Los retrasos de la era digital

Con bombos y platillos el presidente García inauguró el martes pasado el ingreso de nuestro país a la era de la televisión digital. De revolucionaria calificó esta decisión ante los broadcasters nacionales, pues con esta nueva tecnología la imagen llegará a todos los rincones del país con mejor calidad y sonido y, lo más importante, permitirá que el receptor deje de ser pasivo para interactuar delante de la pantalla. Es decir, presidente dixit, la democracia se potenciará.
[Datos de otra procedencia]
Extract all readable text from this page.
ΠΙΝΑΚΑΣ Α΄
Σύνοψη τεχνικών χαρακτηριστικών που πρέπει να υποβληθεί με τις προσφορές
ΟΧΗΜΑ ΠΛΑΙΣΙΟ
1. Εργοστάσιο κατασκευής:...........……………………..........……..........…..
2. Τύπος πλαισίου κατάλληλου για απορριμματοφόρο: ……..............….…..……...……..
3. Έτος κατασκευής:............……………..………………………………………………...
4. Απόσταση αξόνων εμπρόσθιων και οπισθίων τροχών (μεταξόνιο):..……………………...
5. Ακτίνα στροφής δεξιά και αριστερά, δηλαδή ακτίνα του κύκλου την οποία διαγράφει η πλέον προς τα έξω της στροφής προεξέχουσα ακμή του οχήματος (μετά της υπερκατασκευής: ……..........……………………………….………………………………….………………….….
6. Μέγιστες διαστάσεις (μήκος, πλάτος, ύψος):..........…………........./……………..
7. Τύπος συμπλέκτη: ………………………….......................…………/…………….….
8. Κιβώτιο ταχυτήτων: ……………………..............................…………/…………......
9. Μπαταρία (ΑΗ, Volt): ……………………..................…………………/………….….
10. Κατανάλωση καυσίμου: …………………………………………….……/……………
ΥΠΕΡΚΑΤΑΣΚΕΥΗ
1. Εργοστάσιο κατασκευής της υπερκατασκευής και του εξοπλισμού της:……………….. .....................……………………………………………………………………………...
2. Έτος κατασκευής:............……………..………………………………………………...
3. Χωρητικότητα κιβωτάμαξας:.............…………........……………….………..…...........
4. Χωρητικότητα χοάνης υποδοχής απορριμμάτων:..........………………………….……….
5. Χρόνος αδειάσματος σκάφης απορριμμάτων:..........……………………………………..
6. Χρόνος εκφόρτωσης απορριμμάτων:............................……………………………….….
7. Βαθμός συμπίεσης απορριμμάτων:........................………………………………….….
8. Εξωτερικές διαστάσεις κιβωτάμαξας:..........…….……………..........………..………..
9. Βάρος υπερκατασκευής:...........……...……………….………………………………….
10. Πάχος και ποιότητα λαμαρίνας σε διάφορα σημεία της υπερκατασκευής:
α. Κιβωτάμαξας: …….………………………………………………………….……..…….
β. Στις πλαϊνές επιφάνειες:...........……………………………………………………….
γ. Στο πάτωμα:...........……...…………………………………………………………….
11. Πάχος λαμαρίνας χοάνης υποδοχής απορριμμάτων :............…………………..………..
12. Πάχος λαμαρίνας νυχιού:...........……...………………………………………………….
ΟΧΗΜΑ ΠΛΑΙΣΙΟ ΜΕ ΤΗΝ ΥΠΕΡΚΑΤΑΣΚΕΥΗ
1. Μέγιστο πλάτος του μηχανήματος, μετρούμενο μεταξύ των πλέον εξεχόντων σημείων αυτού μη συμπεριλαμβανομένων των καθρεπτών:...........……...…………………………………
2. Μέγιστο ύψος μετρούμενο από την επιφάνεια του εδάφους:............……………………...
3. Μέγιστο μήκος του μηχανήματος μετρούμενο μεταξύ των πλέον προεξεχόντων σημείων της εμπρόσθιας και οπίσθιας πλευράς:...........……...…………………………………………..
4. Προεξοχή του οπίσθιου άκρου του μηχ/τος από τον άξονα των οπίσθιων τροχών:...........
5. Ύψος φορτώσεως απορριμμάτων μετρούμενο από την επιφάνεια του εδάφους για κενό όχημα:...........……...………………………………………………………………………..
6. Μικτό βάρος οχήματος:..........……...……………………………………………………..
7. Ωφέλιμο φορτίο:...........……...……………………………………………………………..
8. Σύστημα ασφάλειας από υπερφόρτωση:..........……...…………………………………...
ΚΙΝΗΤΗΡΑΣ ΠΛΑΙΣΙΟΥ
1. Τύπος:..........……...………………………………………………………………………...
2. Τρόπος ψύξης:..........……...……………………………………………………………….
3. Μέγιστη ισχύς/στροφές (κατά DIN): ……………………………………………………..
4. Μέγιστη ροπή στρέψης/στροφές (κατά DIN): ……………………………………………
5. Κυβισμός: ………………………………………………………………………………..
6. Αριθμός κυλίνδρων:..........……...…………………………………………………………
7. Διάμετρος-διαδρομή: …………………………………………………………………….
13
En realidad, hay que reconocer que con la TDT (Televisión Digital Terrestre), nuestro país se coloca entre los vanguardistas de la pantalla chica. Esto contribuirá a cambiar el panorama cultural en nuestro país, tal como lo señaló Mirko Lauer recientemente en un evento académico organizado por "El Búho", pues recordemos que el TDT está asociado a la treintena de millones de celulares que hay en el Perú que hará que la gente no sólo escuche sino que vea; es decir, la caja boba portátil, cautivando más a todo el mundo. Y ni qué decir de todo el movimiento comercial que generará la fiebre de la digitalización televisiva, que ya se avecina. Bien por eso. Lo paradójico es que mientras sacamos pecho por estos avances tecnológicos, siguen existiendo en el Perú retrasos sociales que nos recuerdan las grandes desigualdades que aún faltan saldar y que cuestionan el verdadero sentido de la democracia. Es decir, cómo entender una democracia que permite hoy que circulen 28 millones de celulares, pero que tiene 36% de pobreza, o cómo explicar este próximo afiebramiento por la televisión digital, que nos coloca a la cabeza de la región, pero con la mitad de la población que no tiene agua potable ni desagüe en sus hogares y que, en términos de políticas sociales, nos pone en la cola de la región.

Hay pues un profundo desequilibrio entre los avances tecnológicos y los sociales en nuestro país. García se ufanaba el martes que en su primer gobierno se inició la era de la comunicación móvil y que en su segundo mandato se inauguraba la era de la televisión digital. Eso para él es revolucionario. Curioso concepto sobre revolución el que tiene nuestro gobernante, que se lo aceptamos si es que fuese Delgado Parker. Pero no lo es. Es un presidente que fue elegido democráticamente para saldar las desigualdades sociales del país, para terminar su mandato con un índice de pobreza del 30%, para mejorar los logros de aprendizaje, para reducir la desnutrición básicamente en la población infantil, para combatir la corrupción; es decir, para cumplir con las metas que garantizarán el auténtico desarrollo de nuestro país. Sería bueno que nuestro mandatario se reencontrara con los textos básicos de su mentor, para que redefina su concepto de revolución y no siga creyendo que es gestor de ese proceso por dar telefonía celular y televisión digital a una población dispuestas a endeudarse para disfrutarla, pero desnutrida, ágrafa y sin contar con agua ni desagüe.